El éxito del grupo progresista se reafirmó en las elecciones de 1981 cuando las fuerzas de izquierda política y los Renters’ Rights (organización en pro de los derechos de los inquilinos) obtuvieron cuatro asientos más en el Consejo de la Ciudad, anteriormente ocupados por banqueros, abogados, propietarios y representantes de los arrendadores e inversionistas, quienes hacen de la ciudad una “maquinaria urbana del crecimiento” (Molotch, 1976, p. 309). En esta ocasión, Jim Conn, Ken Edwards, Delores Press y Dennis Zane se unieron a Ruth Yanatta Goldway en el Consejo, siendo esta última elegida alcaldesa. Con ello, el movimiento de base democrática se convirtió en la principal fuerza política local y, desde entonces, Santa Mónica se diferenció del resto de las ciudades del suroeste de California, exceptuando West Hollywood, por la promoción de justicia social.

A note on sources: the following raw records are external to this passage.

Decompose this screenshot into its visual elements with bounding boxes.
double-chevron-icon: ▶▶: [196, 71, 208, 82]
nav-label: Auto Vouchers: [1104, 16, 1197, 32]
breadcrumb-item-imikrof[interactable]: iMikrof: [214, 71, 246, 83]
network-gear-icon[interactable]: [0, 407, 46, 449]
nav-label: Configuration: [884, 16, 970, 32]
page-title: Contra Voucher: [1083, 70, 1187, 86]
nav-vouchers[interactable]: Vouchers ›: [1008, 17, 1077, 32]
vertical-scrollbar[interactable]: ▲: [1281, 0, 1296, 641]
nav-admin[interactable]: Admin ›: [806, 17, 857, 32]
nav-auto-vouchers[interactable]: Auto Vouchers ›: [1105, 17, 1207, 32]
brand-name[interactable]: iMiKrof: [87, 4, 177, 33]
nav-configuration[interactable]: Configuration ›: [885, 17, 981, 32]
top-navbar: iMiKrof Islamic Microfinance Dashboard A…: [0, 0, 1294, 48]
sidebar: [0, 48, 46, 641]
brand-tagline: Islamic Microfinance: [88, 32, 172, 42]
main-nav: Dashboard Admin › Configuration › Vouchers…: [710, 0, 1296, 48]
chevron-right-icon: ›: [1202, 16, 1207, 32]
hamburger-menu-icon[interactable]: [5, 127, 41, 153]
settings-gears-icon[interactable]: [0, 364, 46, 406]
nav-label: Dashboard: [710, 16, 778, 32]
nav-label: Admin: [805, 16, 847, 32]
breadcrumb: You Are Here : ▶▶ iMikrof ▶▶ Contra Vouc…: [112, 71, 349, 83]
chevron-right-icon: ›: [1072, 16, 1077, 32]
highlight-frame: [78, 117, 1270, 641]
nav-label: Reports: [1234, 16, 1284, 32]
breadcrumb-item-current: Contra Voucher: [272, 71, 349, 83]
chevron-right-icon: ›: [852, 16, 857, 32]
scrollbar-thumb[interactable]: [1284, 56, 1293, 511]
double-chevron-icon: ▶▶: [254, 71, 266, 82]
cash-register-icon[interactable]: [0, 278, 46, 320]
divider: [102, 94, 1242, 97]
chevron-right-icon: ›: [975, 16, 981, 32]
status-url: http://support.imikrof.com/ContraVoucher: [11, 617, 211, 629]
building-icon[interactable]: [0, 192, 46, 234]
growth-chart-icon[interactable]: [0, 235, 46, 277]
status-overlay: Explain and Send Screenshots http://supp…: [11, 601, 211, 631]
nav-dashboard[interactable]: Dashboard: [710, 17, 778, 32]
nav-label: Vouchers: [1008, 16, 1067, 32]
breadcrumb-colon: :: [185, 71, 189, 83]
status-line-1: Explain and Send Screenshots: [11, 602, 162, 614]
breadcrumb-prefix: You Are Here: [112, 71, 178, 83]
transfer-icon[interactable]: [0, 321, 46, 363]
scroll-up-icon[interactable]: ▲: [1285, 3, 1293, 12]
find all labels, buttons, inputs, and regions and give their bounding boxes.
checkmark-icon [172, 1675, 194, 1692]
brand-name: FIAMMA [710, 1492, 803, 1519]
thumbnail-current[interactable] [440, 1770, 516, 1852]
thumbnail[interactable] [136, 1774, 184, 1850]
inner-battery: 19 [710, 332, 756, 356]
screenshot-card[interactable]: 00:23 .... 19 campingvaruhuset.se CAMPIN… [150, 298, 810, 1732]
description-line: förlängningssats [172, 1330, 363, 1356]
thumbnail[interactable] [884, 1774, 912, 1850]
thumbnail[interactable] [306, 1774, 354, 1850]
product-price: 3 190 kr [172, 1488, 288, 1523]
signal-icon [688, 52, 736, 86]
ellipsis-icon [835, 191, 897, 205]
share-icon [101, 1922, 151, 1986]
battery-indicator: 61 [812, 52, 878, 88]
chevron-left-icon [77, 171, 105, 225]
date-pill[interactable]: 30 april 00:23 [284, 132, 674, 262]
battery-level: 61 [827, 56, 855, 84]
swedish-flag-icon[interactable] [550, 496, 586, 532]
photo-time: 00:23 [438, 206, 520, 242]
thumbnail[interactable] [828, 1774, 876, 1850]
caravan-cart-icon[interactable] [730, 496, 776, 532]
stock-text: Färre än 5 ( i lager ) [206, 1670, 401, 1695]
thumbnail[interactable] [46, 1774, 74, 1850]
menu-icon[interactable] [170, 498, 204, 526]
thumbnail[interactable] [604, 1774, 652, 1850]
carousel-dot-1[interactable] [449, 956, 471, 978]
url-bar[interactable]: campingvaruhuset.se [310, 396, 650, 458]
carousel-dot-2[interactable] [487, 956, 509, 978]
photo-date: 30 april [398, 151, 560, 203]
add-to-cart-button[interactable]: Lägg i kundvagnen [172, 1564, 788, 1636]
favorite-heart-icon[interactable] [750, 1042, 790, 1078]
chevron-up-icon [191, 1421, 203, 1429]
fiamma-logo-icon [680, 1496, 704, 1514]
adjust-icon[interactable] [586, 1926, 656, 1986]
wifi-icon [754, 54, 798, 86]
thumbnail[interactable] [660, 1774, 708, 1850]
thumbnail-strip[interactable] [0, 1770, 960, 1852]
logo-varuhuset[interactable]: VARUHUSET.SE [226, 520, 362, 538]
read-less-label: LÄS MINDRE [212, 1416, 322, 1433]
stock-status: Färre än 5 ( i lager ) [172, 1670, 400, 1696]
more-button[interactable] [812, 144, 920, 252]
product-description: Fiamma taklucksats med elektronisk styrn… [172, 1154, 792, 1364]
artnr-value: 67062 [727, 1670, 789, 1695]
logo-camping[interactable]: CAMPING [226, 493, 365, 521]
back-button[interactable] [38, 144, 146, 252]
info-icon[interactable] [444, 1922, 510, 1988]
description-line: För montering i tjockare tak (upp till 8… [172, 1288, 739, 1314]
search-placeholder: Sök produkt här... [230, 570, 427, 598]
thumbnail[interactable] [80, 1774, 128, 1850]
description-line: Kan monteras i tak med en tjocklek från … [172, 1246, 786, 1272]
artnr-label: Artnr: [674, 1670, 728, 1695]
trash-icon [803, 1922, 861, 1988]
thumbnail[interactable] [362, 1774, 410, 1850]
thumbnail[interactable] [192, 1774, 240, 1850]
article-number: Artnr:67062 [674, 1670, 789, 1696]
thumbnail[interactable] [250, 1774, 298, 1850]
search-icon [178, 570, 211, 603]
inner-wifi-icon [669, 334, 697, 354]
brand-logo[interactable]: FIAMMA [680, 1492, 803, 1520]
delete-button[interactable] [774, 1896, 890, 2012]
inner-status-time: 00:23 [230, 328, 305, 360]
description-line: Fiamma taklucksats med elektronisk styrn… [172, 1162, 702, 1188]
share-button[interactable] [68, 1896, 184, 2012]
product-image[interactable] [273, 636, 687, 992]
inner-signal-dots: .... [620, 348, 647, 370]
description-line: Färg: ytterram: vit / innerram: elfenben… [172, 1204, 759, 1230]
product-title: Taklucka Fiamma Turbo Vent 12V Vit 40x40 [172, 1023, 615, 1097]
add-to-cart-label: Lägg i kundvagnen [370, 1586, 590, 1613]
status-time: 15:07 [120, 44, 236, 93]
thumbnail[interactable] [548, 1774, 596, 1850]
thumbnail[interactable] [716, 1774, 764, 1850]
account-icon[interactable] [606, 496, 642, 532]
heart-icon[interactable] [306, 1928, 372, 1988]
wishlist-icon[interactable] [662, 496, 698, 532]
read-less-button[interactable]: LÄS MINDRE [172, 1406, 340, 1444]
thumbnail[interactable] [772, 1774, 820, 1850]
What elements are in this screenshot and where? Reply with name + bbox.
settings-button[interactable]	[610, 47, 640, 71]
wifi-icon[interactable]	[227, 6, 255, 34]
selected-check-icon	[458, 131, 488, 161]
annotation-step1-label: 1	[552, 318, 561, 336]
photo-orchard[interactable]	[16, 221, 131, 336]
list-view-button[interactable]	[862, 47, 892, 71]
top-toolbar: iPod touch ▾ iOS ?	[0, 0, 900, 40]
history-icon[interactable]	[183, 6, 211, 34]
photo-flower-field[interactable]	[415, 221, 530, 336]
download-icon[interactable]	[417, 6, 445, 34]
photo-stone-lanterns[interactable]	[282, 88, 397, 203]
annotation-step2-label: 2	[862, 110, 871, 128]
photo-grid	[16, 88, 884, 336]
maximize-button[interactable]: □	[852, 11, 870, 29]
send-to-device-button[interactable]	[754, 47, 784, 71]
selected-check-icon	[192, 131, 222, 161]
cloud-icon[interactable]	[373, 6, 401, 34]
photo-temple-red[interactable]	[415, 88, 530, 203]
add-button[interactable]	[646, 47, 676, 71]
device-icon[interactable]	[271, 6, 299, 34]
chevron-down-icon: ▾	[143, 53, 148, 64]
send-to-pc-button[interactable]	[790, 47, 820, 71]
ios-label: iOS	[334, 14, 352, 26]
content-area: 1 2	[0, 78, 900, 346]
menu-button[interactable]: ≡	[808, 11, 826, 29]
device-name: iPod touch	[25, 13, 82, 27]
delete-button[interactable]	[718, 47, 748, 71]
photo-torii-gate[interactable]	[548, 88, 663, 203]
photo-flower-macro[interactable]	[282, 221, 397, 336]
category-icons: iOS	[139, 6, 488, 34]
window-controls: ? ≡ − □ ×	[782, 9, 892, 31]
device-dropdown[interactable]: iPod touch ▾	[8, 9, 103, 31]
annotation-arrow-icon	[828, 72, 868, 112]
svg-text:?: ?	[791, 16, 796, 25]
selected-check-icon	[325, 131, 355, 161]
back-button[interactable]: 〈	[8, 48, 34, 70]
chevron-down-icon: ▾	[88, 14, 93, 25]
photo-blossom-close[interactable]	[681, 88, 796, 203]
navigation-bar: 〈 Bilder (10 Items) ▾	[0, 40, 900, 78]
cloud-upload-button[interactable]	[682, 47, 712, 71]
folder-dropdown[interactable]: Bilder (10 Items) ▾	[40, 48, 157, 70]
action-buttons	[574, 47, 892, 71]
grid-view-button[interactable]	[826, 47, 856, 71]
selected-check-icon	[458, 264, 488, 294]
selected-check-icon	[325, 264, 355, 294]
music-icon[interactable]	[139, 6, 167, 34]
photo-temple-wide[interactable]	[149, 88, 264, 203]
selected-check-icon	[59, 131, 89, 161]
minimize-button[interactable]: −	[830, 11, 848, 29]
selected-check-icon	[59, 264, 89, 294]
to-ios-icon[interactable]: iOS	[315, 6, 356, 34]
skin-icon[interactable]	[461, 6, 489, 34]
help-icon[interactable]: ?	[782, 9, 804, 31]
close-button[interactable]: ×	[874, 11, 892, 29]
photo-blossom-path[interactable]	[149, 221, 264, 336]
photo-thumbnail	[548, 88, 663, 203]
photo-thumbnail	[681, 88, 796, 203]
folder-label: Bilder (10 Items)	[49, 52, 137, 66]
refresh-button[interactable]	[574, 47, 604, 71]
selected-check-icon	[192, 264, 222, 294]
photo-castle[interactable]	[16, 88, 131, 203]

Aunque el nacimiento de la coalición respondió al control del arrendamiento, su agenda se diversificó incluyendo asistencia a los sin casa, discapacitados y adultos mayores; construcción de vivienda asequible y, en general, control del crecimiento (smrr, 2008). Sin embargo, con el transcurso de los años, el régimen progresista se inclinó hacia un proyecto menos radical de competitividad urbana y marketing de la clase empresarial, particularmente del sector turístico (Riposa, 2004).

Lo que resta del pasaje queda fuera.